A team of divers have discovered dozens of pieces of ancient metals from a shipwreck, aged 2,600 years, off the coast of Sicily island, in the south of Italy. According to “Archaeology Magazine,” the wreck belongs to a Greek ship, which carried ingots of a rare metal that Plato thought was mined in Atlantis.
“The wreck dates to the first half of the sixth century. It was found about 1,000 feet from Gela’s coast at a depth of 10 feet,” Sebastiano Tusa, superintendent of Sicily’s sea office, told Discovery News. What the researchers have to do next is to identify the type of metals the divers discovered in the wreck.
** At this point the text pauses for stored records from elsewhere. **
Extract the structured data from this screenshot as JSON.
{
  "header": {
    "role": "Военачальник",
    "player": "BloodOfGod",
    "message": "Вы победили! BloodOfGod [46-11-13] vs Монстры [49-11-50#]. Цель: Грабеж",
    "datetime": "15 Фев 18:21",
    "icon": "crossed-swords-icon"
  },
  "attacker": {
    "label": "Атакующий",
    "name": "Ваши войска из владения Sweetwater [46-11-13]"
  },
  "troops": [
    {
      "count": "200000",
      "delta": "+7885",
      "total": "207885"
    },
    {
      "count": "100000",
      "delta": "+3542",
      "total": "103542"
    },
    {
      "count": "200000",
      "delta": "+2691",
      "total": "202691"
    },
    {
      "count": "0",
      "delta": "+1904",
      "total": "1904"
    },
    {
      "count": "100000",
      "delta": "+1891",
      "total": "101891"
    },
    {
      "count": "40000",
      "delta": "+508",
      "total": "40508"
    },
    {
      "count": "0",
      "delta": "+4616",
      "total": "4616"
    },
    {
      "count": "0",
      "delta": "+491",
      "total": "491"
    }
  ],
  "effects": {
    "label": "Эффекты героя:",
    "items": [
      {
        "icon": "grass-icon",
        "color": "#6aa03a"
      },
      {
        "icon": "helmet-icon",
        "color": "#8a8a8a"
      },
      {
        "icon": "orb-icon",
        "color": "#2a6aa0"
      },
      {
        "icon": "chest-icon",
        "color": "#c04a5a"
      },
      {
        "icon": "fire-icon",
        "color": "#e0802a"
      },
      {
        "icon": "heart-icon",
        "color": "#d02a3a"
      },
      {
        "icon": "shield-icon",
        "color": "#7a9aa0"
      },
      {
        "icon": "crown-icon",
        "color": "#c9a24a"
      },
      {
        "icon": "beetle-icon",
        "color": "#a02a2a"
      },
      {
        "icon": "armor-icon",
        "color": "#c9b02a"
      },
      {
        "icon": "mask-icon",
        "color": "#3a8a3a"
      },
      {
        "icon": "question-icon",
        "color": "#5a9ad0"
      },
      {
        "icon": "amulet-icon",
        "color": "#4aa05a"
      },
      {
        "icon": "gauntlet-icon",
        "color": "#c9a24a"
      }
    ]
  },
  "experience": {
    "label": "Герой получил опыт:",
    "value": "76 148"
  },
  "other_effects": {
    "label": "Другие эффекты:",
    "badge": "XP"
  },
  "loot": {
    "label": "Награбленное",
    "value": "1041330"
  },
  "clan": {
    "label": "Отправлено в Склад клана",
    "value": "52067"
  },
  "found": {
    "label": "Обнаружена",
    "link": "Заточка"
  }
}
The divers say that the 39 pieces of metal are orihalcum, an element referred to in Ancient Greek mythology, which was also mentioned by the iconic Greek philosopher in his in his dialogue Critias.
Plato, in his Dialogue has given a precise description of the mythical island of Atlantis, which was also the home to the temple of the Ancient Greek god of the sea, earthquakes and horses, Poseidon.
“Here was Poseidon’s own temple which was a stadium in length, and half a stadium in width, and of a proportionate height, having a strange barbaric appearance. All the outside of the temple, with the exception of the pinnacles, they covered with silver, and the pinnacles with gold. In the interior of the temple the roof was of ivory, curiously wrought everywhere with gold, silver and orichalcum; and all the other parts, the walls and pillars and floor, they coated with orichalcum,” Plato wrote.
Although, the actual composition and origin of the orichalcum remains unknown until today, most scholars agree that it is a brass-like alloy made by combining zinc ore, charcoal and copper metal, as Discovery News reported. “Nothing similar has ever been found,” Mr. Tusa said, adding that the only sources referring to the mysterious metal are ancient texts and ornaments. The superintendent of Sicily’s sea office highlighted that he is sure that the recovery of the ancient shipwreck will lead historians and scientists to useful clues. “It will provide us with precious information on Sicily’s most ancient economic history,” he concluded.